In our daily lives we tend to be anxious about almost everything – work, family, personal matters, and even in our sex lives. We fear that we might be judged based on our performance. Though we know that anxiety is common and often tagged as a healthy emotion, however, once a person regularly experiences uncontrolled episodes of or worsening anxiety, it might be a symptom of a bigger problem that one must not neglect. As with all cases of anxiety disorders, performance anxiety chooses no one. People, whether famous or not, may experience stage fright- athletes, actors, musicians or even public speakers. Performance anxiety may affect you.

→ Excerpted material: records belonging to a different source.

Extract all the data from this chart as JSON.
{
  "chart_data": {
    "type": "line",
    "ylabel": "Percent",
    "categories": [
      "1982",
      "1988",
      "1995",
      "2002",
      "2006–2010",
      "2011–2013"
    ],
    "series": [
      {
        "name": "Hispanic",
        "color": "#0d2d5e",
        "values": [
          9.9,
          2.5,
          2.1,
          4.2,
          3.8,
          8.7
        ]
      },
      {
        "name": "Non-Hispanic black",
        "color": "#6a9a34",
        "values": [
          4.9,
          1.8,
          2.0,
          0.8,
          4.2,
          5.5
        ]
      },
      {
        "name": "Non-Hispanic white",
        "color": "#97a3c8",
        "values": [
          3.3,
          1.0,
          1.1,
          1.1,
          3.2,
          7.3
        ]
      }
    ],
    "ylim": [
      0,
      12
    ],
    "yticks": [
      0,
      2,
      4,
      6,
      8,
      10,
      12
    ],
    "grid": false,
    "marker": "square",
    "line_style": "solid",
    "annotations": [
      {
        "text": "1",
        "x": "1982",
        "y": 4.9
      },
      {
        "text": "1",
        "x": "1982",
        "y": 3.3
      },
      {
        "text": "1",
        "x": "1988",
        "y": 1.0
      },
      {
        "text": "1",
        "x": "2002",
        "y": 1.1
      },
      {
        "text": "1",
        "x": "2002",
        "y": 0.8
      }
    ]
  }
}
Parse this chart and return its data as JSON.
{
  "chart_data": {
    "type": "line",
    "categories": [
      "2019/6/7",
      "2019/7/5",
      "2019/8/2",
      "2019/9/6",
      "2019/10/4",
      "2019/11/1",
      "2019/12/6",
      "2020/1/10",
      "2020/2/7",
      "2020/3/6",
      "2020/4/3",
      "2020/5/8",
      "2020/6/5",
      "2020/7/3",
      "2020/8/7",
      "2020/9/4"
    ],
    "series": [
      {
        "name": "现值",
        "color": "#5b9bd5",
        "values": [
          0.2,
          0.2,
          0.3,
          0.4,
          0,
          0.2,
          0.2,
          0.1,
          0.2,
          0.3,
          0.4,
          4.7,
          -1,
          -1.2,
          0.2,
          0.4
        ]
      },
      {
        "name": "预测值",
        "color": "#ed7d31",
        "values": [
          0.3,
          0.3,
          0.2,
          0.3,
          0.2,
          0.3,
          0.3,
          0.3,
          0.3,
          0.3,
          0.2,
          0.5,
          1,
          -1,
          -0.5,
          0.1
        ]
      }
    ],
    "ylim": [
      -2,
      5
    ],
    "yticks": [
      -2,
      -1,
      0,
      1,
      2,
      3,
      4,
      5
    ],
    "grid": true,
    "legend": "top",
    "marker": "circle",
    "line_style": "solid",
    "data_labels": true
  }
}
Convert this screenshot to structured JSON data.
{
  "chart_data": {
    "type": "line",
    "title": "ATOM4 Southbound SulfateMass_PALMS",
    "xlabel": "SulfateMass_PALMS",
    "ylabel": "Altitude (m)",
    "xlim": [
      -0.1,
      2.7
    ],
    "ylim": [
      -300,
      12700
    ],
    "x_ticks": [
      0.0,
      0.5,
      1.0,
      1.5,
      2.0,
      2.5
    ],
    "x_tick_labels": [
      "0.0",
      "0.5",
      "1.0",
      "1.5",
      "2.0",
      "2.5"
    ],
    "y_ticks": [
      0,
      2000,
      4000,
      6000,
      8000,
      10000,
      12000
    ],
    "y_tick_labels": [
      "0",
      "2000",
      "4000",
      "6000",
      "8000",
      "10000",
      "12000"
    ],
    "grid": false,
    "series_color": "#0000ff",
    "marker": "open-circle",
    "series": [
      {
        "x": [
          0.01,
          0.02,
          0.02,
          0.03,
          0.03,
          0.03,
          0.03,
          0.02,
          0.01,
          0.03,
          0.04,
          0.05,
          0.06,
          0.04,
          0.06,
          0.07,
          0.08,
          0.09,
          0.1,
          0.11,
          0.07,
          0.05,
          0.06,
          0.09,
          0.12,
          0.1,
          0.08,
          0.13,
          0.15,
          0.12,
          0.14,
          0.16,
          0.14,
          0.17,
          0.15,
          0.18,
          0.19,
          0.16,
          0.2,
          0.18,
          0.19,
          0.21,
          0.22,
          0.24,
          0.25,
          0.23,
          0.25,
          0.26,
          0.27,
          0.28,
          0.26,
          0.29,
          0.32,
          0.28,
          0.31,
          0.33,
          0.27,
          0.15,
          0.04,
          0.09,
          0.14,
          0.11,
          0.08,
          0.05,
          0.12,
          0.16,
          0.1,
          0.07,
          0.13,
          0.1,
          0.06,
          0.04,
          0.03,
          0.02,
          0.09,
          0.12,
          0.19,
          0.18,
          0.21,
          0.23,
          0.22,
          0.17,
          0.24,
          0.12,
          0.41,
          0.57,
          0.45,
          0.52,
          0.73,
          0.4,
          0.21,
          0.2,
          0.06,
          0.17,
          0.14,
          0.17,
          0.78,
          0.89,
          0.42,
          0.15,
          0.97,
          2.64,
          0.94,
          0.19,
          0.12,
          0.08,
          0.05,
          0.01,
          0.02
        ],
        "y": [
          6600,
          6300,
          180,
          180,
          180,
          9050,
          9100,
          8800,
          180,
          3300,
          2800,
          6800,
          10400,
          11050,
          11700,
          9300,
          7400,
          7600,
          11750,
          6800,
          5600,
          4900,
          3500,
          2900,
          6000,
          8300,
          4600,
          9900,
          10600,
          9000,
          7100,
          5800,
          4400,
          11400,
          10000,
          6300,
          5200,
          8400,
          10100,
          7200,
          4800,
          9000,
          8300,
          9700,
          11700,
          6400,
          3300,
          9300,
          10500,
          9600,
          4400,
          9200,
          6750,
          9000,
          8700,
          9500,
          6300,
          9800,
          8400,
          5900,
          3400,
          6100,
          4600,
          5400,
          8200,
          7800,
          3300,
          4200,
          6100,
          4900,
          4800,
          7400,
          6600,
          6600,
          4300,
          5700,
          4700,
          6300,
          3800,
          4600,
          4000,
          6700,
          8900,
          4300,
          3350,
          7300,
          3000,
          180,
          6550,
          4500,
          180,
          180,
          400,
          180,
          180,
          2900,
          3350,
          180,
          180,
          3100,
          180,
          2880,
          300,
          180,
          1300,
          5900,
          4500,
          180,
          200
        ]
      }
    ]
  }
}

The Causes and The Symptoms To Look Out For
Most people suffering from performance anxiety manifest symptoms before any public activity. Being the center of attention and having all eyes focus on you can be stressful. It is likewise possible that you fear being compared with other performers, afraid that you might disappoint the audience after seeing a great show, or that committing a small mistake will damage your career or reputation. Increasing levels of stress activates the body’s fight- or- flight response. When this happens, the body perceives that life is in danger. Anxiety symptoms to look out for may include:
• Vision changes or blurred eyesight
• Mouth and/ or throat dryness
• Cold sweats especially on palms
• Shaking of knees, hands and voice
• Rapid pulse and breathing
Performing in public can make you feel defenseless and exposed. Knowing these symptoms may help you sort out your feelings before being on stage. While the physical manifestations of performance anxiety can be manageable, there are a few psychological symptoms like memory slips, incapable to perform or worst, a full-blown panic attack that can really affect your life. You may ask, “Is performance anxiety a medical disorder? Should I get help or medical advice to overcome it?”
Should I be worried?
Stage fright is not a mental disorder. It is rather a dysfunctional reaction to a stressful event or situation which can be corrected. However, those who experience severe levels of anxiety may feel that such overwhelming feelings completely interfere with their health and ability to perform altogether. In which case, proper treatment becomes necessary.
Overcoming that obstacle
If somehow you are experiencing sexual performance anxiety, you can talk to your partner on how to improve both of your sex experiences or better yet engage in sex therapy. But the best thing that one can do to triumph over performance anxiety is to believe in YOURSELF! Do not compare yourself with other people, accept who you are and what you can do. To completely conquer such fears and vulnerabilities, it will start in your mind. Succumbing to negative thoughts, thinking in advance about possible outcomes and predicting failure in public performance will do more damage than good. Embrace your imperfections while giving your best. Here are some ways which may help you be well- prepared:
• Practice, practice and more practice. Hone your craft.
• Be yourself and act natural.
• Reduce thoughts of self-doubt.
• Visualize success! Never focus on what could go wrong, instead, focus on what you could offer the audience.
• Don’t be distracted with the crowd. Some might be busy but there are people wanting to listen to you.
• Limit caffeine and eat healthy food. This can decrease your risk of experiencing stage fright.
• Make yourself look good. Once you look good, you will feel more confident.
• Shake it off and break a leg.
One final tip
As the saying goes, “To err is human, to forgive, divine”. Committing mistakes is essential in our daily lives. After all, we learn from our mistakes. Stop those negative thoughts that may lead to more stress in your life, confront your fears and empower yourself through positive thoughts. But if you still need help in overcoming this, then don’t be afraid to seek help.
There are trained therapists or counselors that you can talk to, to overcome performance anxiety. Cognitive behavioral therapy or medical treatments involving beta-blockers, which helps in lowering the heart rate and blocking the effects of adrenaline, are only a few examples of what these professionals can advise you.